Voici ce que pourrait s’entendre, en lieu et place de « quelles souffrances au travail ? » : en souffrance au travail. En souffrance se dit d’une lettre, d’une affaire qui attend d’être réglée. C’est précisément la voie qu’offre la psychanalyse, à savoir s’atteler à régler cette souffrance qui se réactive dans différentes sphères de la vie, qu’il s’agisse du couple, de la vie de famille, des liens amicaux ou encore du travail. Et, pour se faire, l’Œdipe – thématique des derniers colloques du RPH – est la voie à suivre car c’est là l’encombrement libidinal à dénouer pour pouvoir lâcher les amarres, afin de vivre sa vie et non la souffrir. Pour finir sur cette question du travail, voici la fable de Jean de La Fontaine : « Le laboureur et ses enfants »[3].
 
« Travaillez, prenez de la peine :
C’est le fonds qui manque le moins.
Un riche Laboureur, sentant sa mort prochaine,
Fit venir ses enfants, leur parla sans témoins.
Gardez-vous, leur dit-il, de vendre l’héritage
Que nous ont laissé nos parents.
Un trésor est caché dedans.
Je ne sais pas l’endroit ; mais un peu de courage
Vous le fera trouver, vous en viendrez à bout.
Remuez votre champ dès qu’on aura fait l’Oût.
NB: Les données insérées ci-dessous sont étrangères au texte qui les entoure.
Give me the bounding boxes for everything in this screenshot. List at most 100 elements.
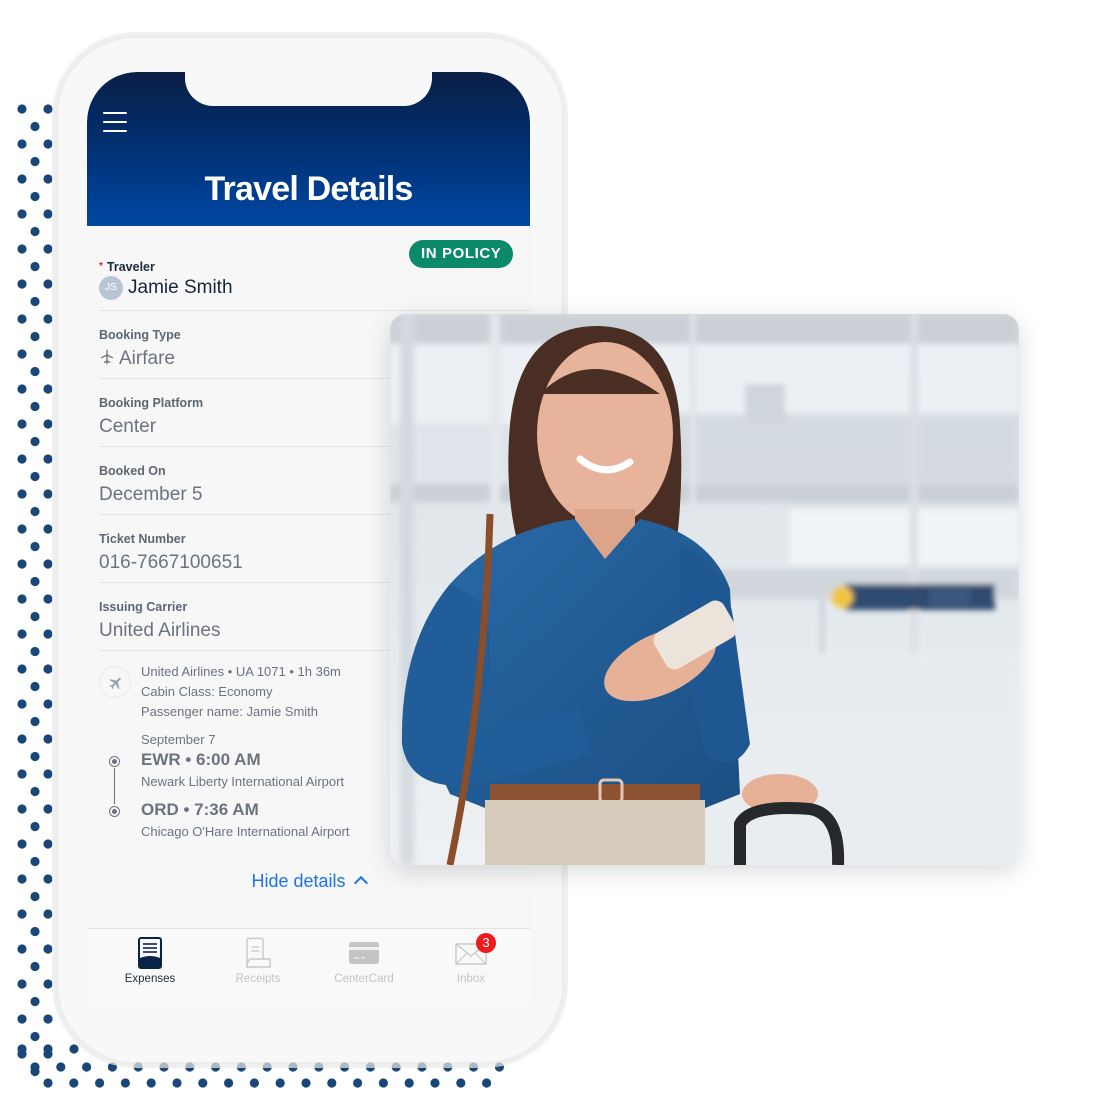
decoration-dot	[30, 541, 40, 552]
decoration-dot	[17, 489, 27, 499]
decoration-dot	[30, 156, 40, 167]
decoration-dot	[43, 209, 53, 219]
decoration-dot	[95, 1078, 105, 1088]
decoration-dot	[275, 1078, 285, 1088]
decoration-dot	[43, 804, 53, 814]
flight-date: September 7	[141, 732, 216, 747]
tab-inbox[interactable]: 3 Inbox	[416, 933, 526, 985]
decoration-dot	[69, 1078, 79, 1088]
tab-receipts[interactable]: Receipts	[203, 935, 313, 985]
decoration-dot	[17, 454, 27, 464]
decoration-dot	[43, 699, 53, 709]
decoration-dot	[30, 471, 40, 482]
decoration-dot	[30, 611, 40, 622]
hamburger-menu-icon[interactable]	[103, 112, 127, 132]
decoration-dot	[17, 1014, 27, 1024]
decoration-dot	[17, 1044, 27, 1054]
decoration-dot	[43, 839, 53, 849]
timeline-line	[114, 768, 115, 804]
decoration-dot	[224, 1078, 234, 1088]
decoration-dot	[378, 1078, 388, 1088]
decoration-dot	[43, 314, 53, 324]
arrival-code-time: ORD • 7:36 AM	[141, 800, 259, 819]
decoration-dot	[340, 1062, 350, 1072]
decoration-dot	[43, 489, 53, 499]
decoration-dot	[17, 419, 27, 429]
decoration-dot	[43, 1044, 53, 1054]
decoration-dot	[301, 1078, 311, 1088]
decoration-dot	[417, 1062, 427, 1072]
decoration-dot	[288, 1062, 298, 1072]
decoration-dot	[43, 139, 53, 149]
decoration-dot	[43, 384, 53, 394]
decoration-dot	[107, 1062, 117, 1072]
decoration-dot	[17, 1049, 27, 1059]
traveler-field: * Traveler JS Jamie Smith	[99, 260, 519, 300]
arrival-airport: Chicago O'Hare International Airport	[141, 824, 350, 839]
decoration-dot	[43, 664, 53, 674]
decoration-dot	[30, 366, 40, 377]
airplane-icon	[109, 677, 121, 690]
decoration-dot	[17, 314, 27, 324]
decoration-dot	[17, 559, 27, 569]
decoration-dot	[443, 1062, 453, 1072]
departure-dot-icon	[109, 756, 120, 767]
decoration-dot	[43, 979, 53, 989]
decoration-dot	[30, 401, 40, 412]
decoration-dot	[43, 174, 53, 184]
tab-receipts-label: Receipts	[235, 973, 281, 985]
hide-details-button[interactable]: Hide details	[87, 871, 530, 892]
decoration-dot	[30, 121, 40, 132]
decoration-dot	[404, 1078, 414, 1088]
traveler-value[interactable]: JS Jamie Smith	[99, 276, 519, 300]
decoration-dot	[43, 419, 53, 429]
bottom-tab-bar: Expenses Receipts CenterCard 3 Inbox	[87, 928, 530, 1004]
decoration-dot	[314, 1062, 324, 1072]
page-title: Travel Details	[204, 170, 413, 208]
decoration-dot	[30, 891, 40, 902]
airplane-icon	[101, 349, 113, 365]
decoration-dot	[30, 226, 40, 237]
decoration-dot	[30, 926, 40, 937]
app-header: Travel Details	[87, 72, 530, 226]
decoration-dot	[17, 629, 27, 639]
tab-inbox-label: Inbox	[456, 973, 486, 985]
decoration-dot	[172, 1078, 182, 1088]
credit-card-icon	[309, 935, 419, 969]
departure-airport: Newark Liberty International Airport	[141, 774, 345, 789]
decoration-dot	[17, 279, 27, 289]
decoration-dot	[327, 1078, 337, 1088]
traveler-photo	[390, 314, 1019, 865]
decoration-dot	[482, 1078, 492, 1088]
decoration-dot	[249, 1078, 259, 1088]
decoration-dot	[30, 646, 40, 657]
decoration-dot	[43, 769, 53, 779]
decoration-dot	[30, 821, 40, 832]
flight-summary: United Airlines • UA 1071 • 1h 36m	[141, 664, 341, 679]
decoration-dot	[17, 244, 27, 254]
decoration-dot	[469, 1062, 479, 1072]
departure-code-time: EWR • 6:00 AM	[141, 750, 261, 769]
decoration-dot	[17, 909, 27, 919]
decoration-dot	[30, 786, 40, 797]
decoration-dot	[494, 1062, 504, 1072]
traveler-label: * Traveler	[99, 260, 519, 274]
decoration-dot	[82, 1062, 92, 1072]
decoration-dot	[43, 629, 53, 639]
decoration-dot	[30, 506, 40, 517]
decoration-dot	[456, 1078, 466, 1088]
decoration-dot	[30, 1031, 40, 1042]
tab-expenses[interactable]: Expenses	[95, 935, 205, 985]
tab-centercard[interactable]: CenterCard	[309, 935, 419, 985]
inbox-notification-badge: 3	[476, 933, 496, 953]
decoration-dot	[17, 769, 27, 779]
decoration-dot	[30, 681, 40, 692]
decoration-dot	[185, 1062, 195, 1072]
decoration-dot	[17, 209, 27, 219]
arrival-dot-icon	[109, 806, 120, 817]
decoration-dot	[133, 1062, 143, 1072]
decoration-dot	[17, 349, 27, 359]
decoration-dot	[17, 979, 27, 989]
expenses-icon	[95, 935, 205, 969]
decoration-dot	[211, 1062, 221, 1072]
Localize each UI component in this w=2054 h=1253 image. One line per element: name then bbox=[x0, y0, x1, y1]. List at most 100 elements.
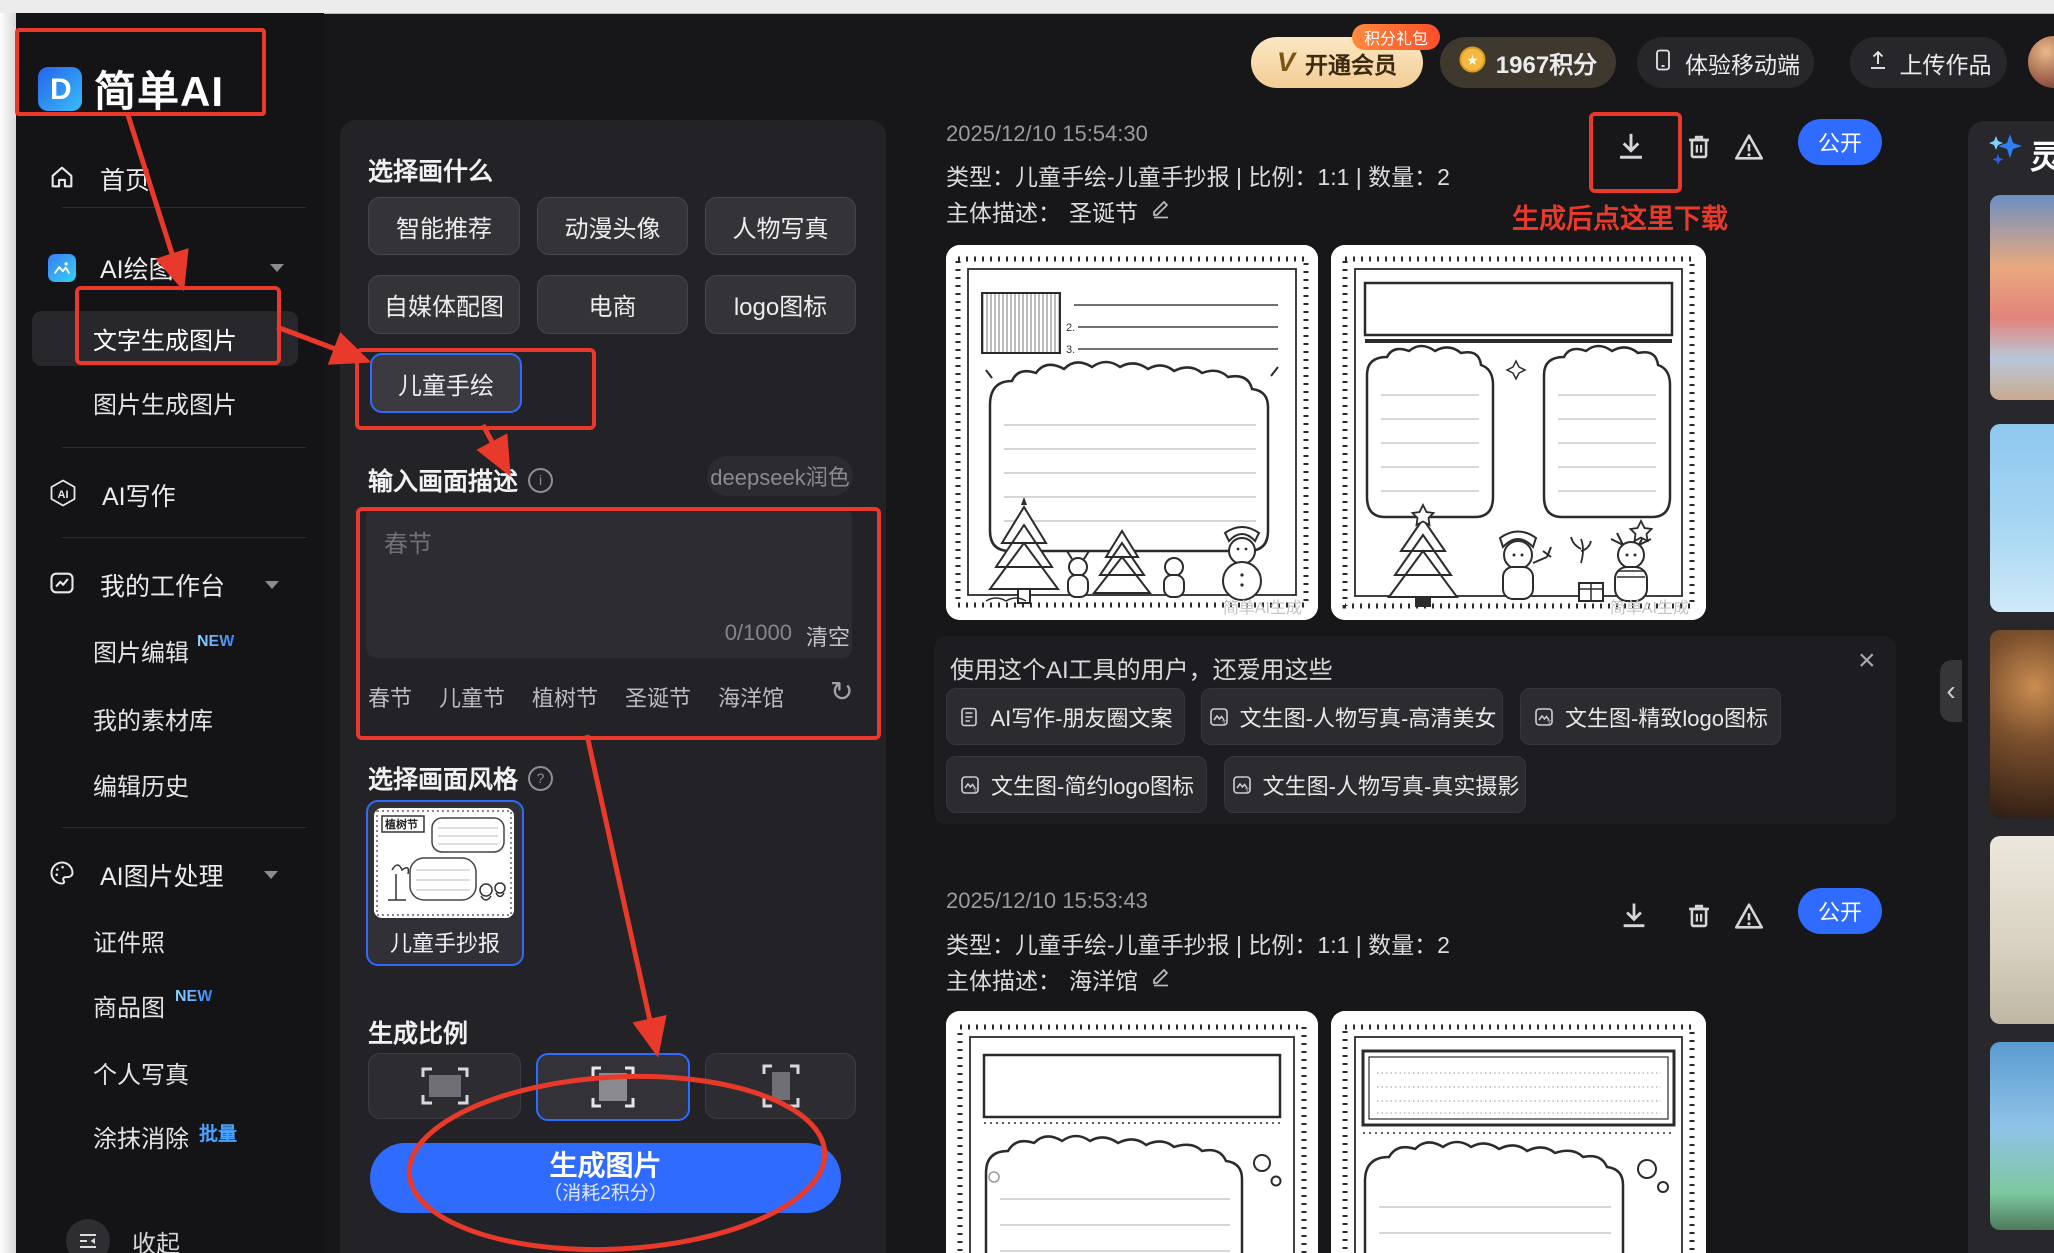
result-meta: 类型：儿童手绘-儿童手抄报 | 比例：1:1 | 数量：2 bbox=[946, 932, 1450, 958]
sidebar-item-ai-image-process[interactable]: AI图片处理 bbox=[48, 851, 308, 899]
ratio-option-landscape[interactable] bbox=[368, 1053, 521, 1119]
download-button[interactable] bbox=[1612, 128, 1650, 171]
ratio-option-square[interactable] bbox=[536, 1053, 690, 1121]
style-card-children-newspaper[interactable]: 植树节 儿童手抄报 bbox=[366, 800, 524, 966]
upload-work-button[interactable]: 上传作品 bbox=[1850, 37, 2007, 88]
app-logo[interactable]: D 简单AI bbox=[38, 58, 224, 119]
sidebar-item-edit-history[interactable]: 编辑历史 bbox=[93, 767, 189, 801]
sidebar-item-text-to-image[interactable]: 文字生成图片 bbox=[32, 311, 298, 366]
home-icon bbox=[48, 163, 76, 196]
image-text-icon: T bbox=[1535, 707, 1553, 727]
sidebar-item-workspace[interactable]: 我的工作台 bbox=[48, 561, 308, 609]
logo-text: 简单AI bbox=[94, 68, 225, 115]
style-thumb-text: 植树节 bbox=[384, 817, 418, 831]
tag-item[interactable]: 春节 bbox=[368, 681, 412, 713]
sidebar-item-product-image[interactable]: 商品图 NEW bbox=[93, 988, 212, 1022]
sidebar-item-material-lib[interactable]: 我的素材库 bbox=[93, 701, 213, 735]
publish-button[interactable]: 公开 bbox=[1798, 119, 1882, 165]
recommend-chip-beauty[interactable]: T 文生图-人物写真-高清美女 bbox=[1201, 688, 1503, 745]
desc-label: 主体描述： bbox=[946, 968, 1061, 994]
report-button[interactable] bbox=[1732, 899, 1766, 938]
doc-icon bbox=[961, 707, 978, 726]
tag-item[interactable]: 海洋馆 bbox=[718, 681, 784, 713]
sidebar-item-label: 商品图 bbox=[93, 995, 165, 1022]
help-icon[interactable]: ? bbox=[528, 765, 554, 791]
publish-button[interactable]: 公开 bbox=[1798, 888, 1882, 934]
generated-image-ocean-2[interactable] bbox=[1331, 1011, 1706, 1253]
category-ecommerce[interactable]: 电商 bbox=[537, 275, 688, 334]
inspiration-thumbnail[interactable] bbox=[1990, 630, 2054, 818]
sidebar-item-label: 证件照 bbox=[93, 930, 165, 957]
deepseek-polish-label: deepseek润色 bbox=[710, 465, 850, 490]
sidebar-item-image-to-image[interactable]: 图片生成图片 bbox=[93, 385, 237, 419]
category-smart[interactable]: 智能推荐 bbox=[368, 197, 520, 255]
sidebar-collapse-button[interactable]: 收起 bbox=[66, 1219, 180, 1253]
sidebar-item-label: 我的素材库 bbox=[93, 708, 213, 735]
report-button[interactable] bbox=[1732, 130, 1766, 169]
inspiration-thumbnail[interactable] bbox=[1990, 1042, 2054, 1230]
svg-text:3.: 3. bbox=[1066, 344, 1075, 356]
style-title: 选择画面风格 ? bbox=[368, 760, 554, 796]
result-meta: 类型：儿童手绘-儿童手抄报 | 比例：1:1 | 数量：2 bbox=[946, 164, 1450, 190]
edit-pencil-icon[interactable] bbox=[1150, 197, 1172, 225]
svg-text:T: T bbox=[973, 788, 978, 795]
sidebar-item-ai-writing[interactable]: AI AI写作 bbox=[48, 471, 308, 519]
choose-what-title: 选择画什么 bbox=[368, 158, 494, 186]
category-logo[interactable]: logo图标 bbox=[705, 275, 856, 334]
info-icon[interactable]: i bbox=[528, 467, 554, 493]
generated-image-christmas-2[interactable]: 简单AI生成 bbox=[1331, 245, 1706, 620]
inspiration-thumbnail[interactable] bbox=[1990, 424, 2054, 612]
desc-title-label: 输入画面描述 bbox=[368, 468, 519, 496]
credits-button[interactable]: ★ 1967积分 bbox=[1440, 37, 1616, 88]
sidebar-item-label: AI图片处理 bbox=[100, 863, 224, 891]
recommend-chip-fine-logo[interactable]: T 文生图-精致logo图标 bbox=[1520, 688, 1781, 745]
tag-item[interactable]: 儿童节 bbox=[439, 681, 505, 713]
edit-pencil-icon[interactable] bbox=[1150, 965, 1172, 993]
tag-item[interactable]: 植树节 bbox=[532, 681, 598, 713]
sidebar-item-smear-erase[interactable]: 涂抹消除 批量 bbox=[93, 1119, 237, 1153]
sidebar-item-ai-draw[interactable]: AI绘图 bbox=[48, 244, 308, 292]
mobile-app-button[interactable]: 体验移动端 bbox=[1637, 37, 1814, 88]
palette-icon bbox=[48, 859, 76, 892]
desc-label: 主体描述： bbox=[946, 200, 1061, 226]
recommend-chip-simple-logo[interactable]: T 文生图-简约logo图标 bbox=[946, 756, 1207, 813]
sidebar-item-id-photo[interactable]: 证件照 bbox=[93, 923, 165, 957]
chevron-down-icon bbox=[269, 264, 284, 272]
close-icon[interactable]: × bbox=[1858, 644, 1876, 678]
tag-item[interactable]: 圣诞节 bbox=[625, 681, 691, 713]
clear-button[interactable]: 清空 bbox=[806, 620, 850, 652]
style-card-thumbnail: 植树节 bbox=[374, 808, 514, 918]
gift-badge: 积分礼包 bbox=[1352, 24, 1440, 50]
generated-image-ocean-1[interactable] bbox=[946, 1011, 1318, 1253]
recommend-chip-writing[interactable]: AI写作-朋友圈文案 bbox=[946, 688, 1185, 745]
category-label: 智能推荐 bbox=[396, 215, 492, 243]
recommend-chip-real-photo[interactable]: T 文生图-人物写真-真实摄影 bbox=[1224, 756, 1526, 813]
refresh-icon[interactable]: ↻ bbox=[830, 675, 853, 708]
generated-image-christmas-1[interactable]: 2. 3. 简单AI生成 bbox=[946, 245, 1318, 620]
delete-button[interactable] bbox=[1682, 899, 1716, 938]
category-anime-avatar[interactable]: 动漫头像 bbox=[537, 197, 688, 255]
image-text-icon: T bbox=[961, 775, 979, 795]
category-portrait[interactable]: 人物写真 bbox=[705, 197, 856, 255]
chip-label: 文生图-精致logo图标 bbox=[1565, 705, 1768, 731]
sidebar-item-image-edit[interactable]: 图片编辑 NEW bbox=[93, 633, 234, 667]
rail-collapse-handle[interactable]: ‹ bbox=[1940, 660, 1962, 722]
publish-label: 公开 bbox=[1817, 900, 1862, 925]
avatar[interactable] bbox=[2028, 36, 2054, 88]
svg-text:★: ★ bbox=[1466, 52, 1479, 68]
deepseek-polish-button[interactable]: deepseek润色 bbox=[707, 456, 853, 496]
sidebar-item-label: 编辑历史 bbox=[93, 774, 189, 801]
download-button[interactable] bbox=[1616, 898, 1652, 939]
suggest-tags: 春节 儿童节 植树节 圣诞节 海洋馆 bbox=[368, 681, 784, 713]
sidebar-item-home[interactable]: 首页 bbox=[48, 155, 308, 203]
sidebar-item-personal-photo[interactable]: 个人写真 bbox=[93, 1055, 189, 1089]
category-media-image[interactable]: 自媒体配图 bbox=[368, 275, 520, 334]
ratio-option-portrait[interactable] bbox=[705, 1053, 856, 1119]
inspiration-thumbnail[interactable] bbox=[1990, 195, 2054, 400]
category-children-drawing[interactable]: 儿童手绘 bbox=[370, 353, 522, 413]
char-counter-value: 0/1000 bbox=[724, 620, 792, 645]
delete-button[interactable] bbox=[1682, 130, 1716, 169]
ai-draw-icon bbox=[48, 254, 76, 282]
generate-button[interactable]: 生成图片 （消耗2积分） bbox=[370, 1143, 841, 1213]
inspiration-thumbnail[interactable] bbox=[1990, 836, 2054, 1024]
Creusez, fouiller, bêchez ; ne laissez nulle place
Où la main ne passe et repasse.
Le père mort, les fils vous retournent le champ
Deçà, delà, partout ; si bien qu’au bout de l’an
Il en rapporta davantage.
D’argent, point de caché. Mais le père fut sage
De leur montrer avant sa mort
Que le travail est un trésor. »
 
 

Références bibliographiques :

 
Freud, S. (1915-17). Leçons d’introduction à la psychanalyse, XXVIIIe leçon – La thérapie analytique, in Œuvres Complètes, Vol. XIV, PUF, Paris 2000.
 
 
 
 
[1] C’est en ce point que depuis plusieurs années, Fernando de Amorim propose un dispositif, la Consultation Publique de Psychanalyse (CPP), afin de permettre aux personnes en souffrance, quels que soient leurs moyens financiers, de rencontrer un psychothérapeute ou un psychanalyste. Ce, afin d’éclairer cette souffrance et surtout s’approcher de son désir à partir duquel construire une façon de vivre sa vie et non plus la souffrir.
[2] Freud, S. (1915-17). Leçons d’introduction à la psychanalyse, XXVIIIe leçon – La thérapie analytique, in Œuvres Complètes, Vol. XIV, PUF, Paris 2000, p. 476.